Likewise for Napo, we can’t wait any longer. Whilst the current model wasn’t originally discriminatory, limiting progression to the contractual minimum every year has made it unfair and illegal. During the same period the profession has changed – the latest PQF cadre is 90% female and a disproportionate number at their band max are older men, meaning both gender and age discrimination claims are inevitable unless the problem is addressed. Because they’re complicated and time consuming to execute (collective equal pay claims typically take years to get through the Courts with appeals to Europe a regular government tactic) equal-pay awards come with significant back pay and the cost of moving everyone onto the top of their pay grade is astronomical. NOMS should know – they lost the last big equal-pay challenge in Government when originally setting up their Shared Service Centre!

Napo will begin to prepare and start taking equal pay cases if necessary over the coming months. However, we also hope we can engage with the employers around quicker, cheaper negotiated outcomes that will provide all members with a new genuinely and measurably fair, transparent and sustainable pay system.

We know it’s possible. In Cafcass, although members are still effected by pay constraint and the Pay freeze, Napo has helped shape and maintain transition to a pay system that now sees staff having 2 pay points – reaching a pay maximum competitive with other social work based jobs in only 18 months. With Cafcass now part of the MoJ, we can point out that a better model exists close to home even within austere times.

Safe change starts with recognising the current grading system’s inflexible and discussing what a more mixed structure could and should look like; exploring how we can safely and fairly transition without undermining professional standards and protections for individuals. This inevitably overlaps into training requirements and standards – urgently agreeing across CRCs and the NPS about how and what service delivery looks like and requires.

With so little trust left in the NPS, and CRCs still new, Napo and the unions have a central role, not only in pushing for positive change but in facilitating and leading the conversation around all of these issues and how they relate back to reward.
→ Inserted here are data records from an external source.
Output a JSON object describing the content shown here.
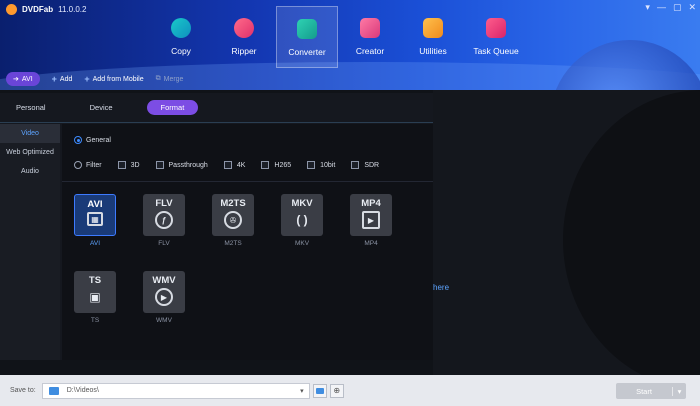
{
  "app": {
    "name": "DVDFab",
    "version": "11.0.0.2"
  },
  "window_controls": [
    "▾",
    "—",
    "▢",
    "✕"
  ],
  "modules": [
    {
      "label": "Copy",
      "icon": "copy-icon",
      "active": false
    },
    {
      "label": "Ripper",
      "icon": "ripper-icon",
      "active": false
    },
    {
      "label": "Converter",
      "icon": "converter-icon",
      "active": true
    },
    {
      "label": "Creator",
      "icon": "creator-icon",
      "active": false
    },
    {
      "label": "Utilities",
      "icon": "utilities-icon",
      "active": false
    },
    {
      "label": "Task Queue",
      "icon": "task-queue-icon",
      "active": false
    }
  ],
  "toolbar": {
    "profile": "AVI",
    "add": "Add",
    "add_mobile": "Add from Mobile",
    "merge": "Merge"
  },
  "profile_tabs": [
    "Personal",
    "Device",
    "Format"
  ],
  "sidebar": [
    "Video",
    "Web Optimized",
    "Audio"
  ],
  "options": {
    "general": "General",
    "filter": "Filter",
    "checks": [
      "3D",
      "Passthrough",
      "4K",
      "H265",
      "10bit",
      "SDR"
    ]
  },
  "formats": [
    {
      "code": "AVI",
      "caption": "AVI",
      "glyph": "film-icon",
      "active": true
    },
    {
      "code": "FLV",
      "caption": "FLV",
      "glyph": "flash-icon",
      "active": false
    },
    {
      "code": "M2TS",
      "caption": "M2TS",
      "glyph": "reel-icon",
      "active": false
    },
    {
      "code": "MKV",
      "caption": "MKV",
      "glyph": "mkv-icon",
      "active": false
    },
    {
      "code": "MP4",
      "caption": "MP4",
      "glyph": "play-icon",
      "active": false
    },
    {
      "code": "TS",
      "caption": "TS",
      "glyph": "camera-icon",
      "active": false
    },
    {
      "code": "WMV",
      "caption": "WMV",
      "glyph": "play-icon",
      "active": false
    }
  ],
  "right_link": "here",
  "bottom": {
    "save_to_label": "Save to:",
    "path": "D:\\Videos\\",
    "start": "Start"
  }
}
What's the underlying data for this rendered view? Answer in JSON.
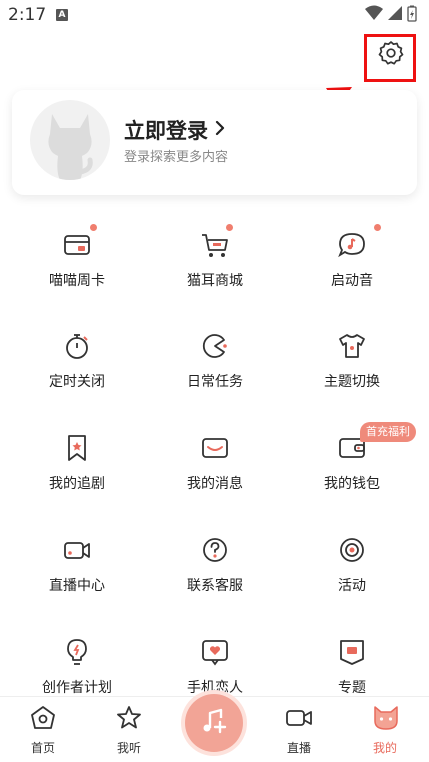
{
  "status_bar": {
    "time": "2:17",
    "notif_letter": "A"
  },
  "profile": {
    "title": "立即登录",
    "subtitle": "登录探索更多内容"
  },
  "menu": {
    "items": [
      {
        "label": "喵喵周卡",
        "icon": "card-icon",
        "dot": true
      },
      {
        "label": "猫耳商城",
        "icon": "cart-icon",
        "dot": true
      },
      {
        "label": "启动音",
        "icon": "music-bubble-icon",
        "dot": true
      },
      {
        "label": "定时关闭",
        "icon": "timer-icon",
        "dot": false
      },
      {
        "label": "日常任务",
        "icon": "pacman-icon",
        "dot": false
      },
      {
        "label": "主题切换",
        "icon": "tshirt-icon",
        "dot": false
      },
      {
        "label": "我的追剧",
        "icon": "bookmark-icon",
        "dot": false
      },
      {
        "label": "我的消息",
        "icon": "envelope-icon",
        "dot": false
      },
      {
        "label": "我的钱包",
        "icon": "wallet-icon",
        "dot": false
      },
      {
        "label": "直播中心",
        "icon": "video-camera-icon",
        "dot": false
      },
      {
        "label": "联系客服",
        "icon": "help-icon",
        "dot": false
      },
      {
        "label": "活动",
        "icon": "activity-icon",
        "dot": false
      },
      {
        "label": "创作者计划",
        "icon": "bulb-icon",
        "dot": false
      },
      {
        "label": "手机恋人",
        "icon": "heart-chat-icon",
        "dot": false
      },
      {
        "label": "专题",
        "icon": "topic-icon",
        "dot": false
      }
    ],
    "promo_badge": "首充福利"
  },
  "nav": {
    "items": [
      {
        "label": "首页",
        "icon": "home-icon",
        "active": false
      },
      {
        "label": "我听",
        "icon": "star-icon",
        "active": false
      },
      {
        "label": "直播",
        "icon": "live-camera-icon",
        "active": false
      },
      {
        "label": "我的",
        "icon": "cat-face-icon",
        "active": true
      }
    ],
    "center_icon": "music-add-icon"
  },
  "colors": {
    "accent": "#e86a5c",
    "highlight": "#ee1111"
  }
}
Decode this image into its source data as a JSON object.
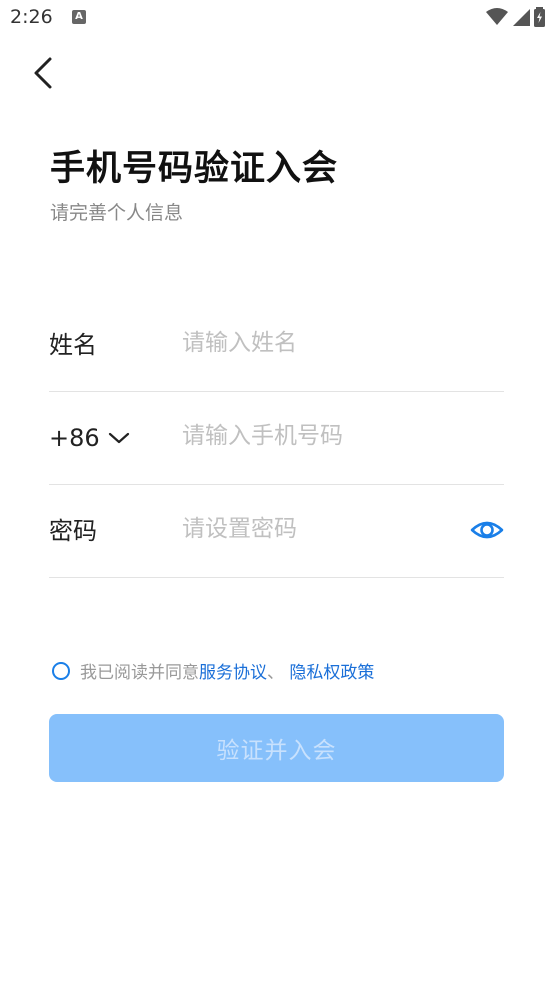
{
  "status_bar": {
    "time": "2:26",
    "notification_icon_letter": "A"
  },
  "header": {
    "title": "手机号码验证入会",
    "subtitle": "请完善个人信息"
  },
  "form": {
    "name": {
      "label": "姓名",
      "placeholder": "请输入姓名",
      "value": ""
    },
    "phone": {
      "country_code": "+86",
      "placeholder": "请输入手机号码",
      "value": ""
    },
    "password": {
      "label": "密码",
      "placeholder": "请设置密码",
      "value": ""
    }
  },
  "agreement": {
    "checked": false,
    "prefix": "我已阅读并同意",
    "service_link": "服务协议",
    "separator": "、 ",
    "privacy_link": "隐私权政策"
  },
  "submit": {
    "label": "验证并入会",
    "enabled": false
  },
  "colors": {
    "accent": "#1a7fe8",
    "button_disabled": "#86c0fb",
    "placeholder": "#c0c0c0"
  }
}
The employers’ can’t safely do this without us but we can’t do this in a centrally led, dogmatic way either – there are no easy or magic ways to get around these challenges and they’re so intrinsically linked to professional delivery at all levels that Napo will have to carefully and honestly engage with members at all levels throughout the difficult negotiations.

This means the process can’t be quick. It therefore follows that Osborne and HM Treasury’s dogma and dictates can’t hold. Napo will be demanding that MoJ immediately set-out the business case for significant additional funding not just this year but throughout the period of this parliament to support and facilitate safe and sustainable pay reform across probation. This must be invested in starting to relieve the pressure built up in the system with above inflation pay rises in the short term, and adequate monies set aside to buy-out contractual progression up front and before new systems can be implemented.

It also means addressing the difficult question of how you avoid a probation free-for-all now that TR has introduced new labour markets competition for staff when there are staff shortages, whilst making probation work more secure and appealing. This problem was at the heart of why NOMS agreed to retaining a single NNC for pay and terms and conditions as part of the TR process – but making that work in relation to pay when there are 22 competing employers on one side of the national bargaining table is challenging. One solution could be taking pay out of the political arena but all sides would only buy into that if they were sure they’d still have input into discussions and access to fair, sustainable and adequate funding – that would genuinely require Osborne letting go of the controls.

There are interesting times ahead. Look out for ways you can participate and have your say in your union’s discussions.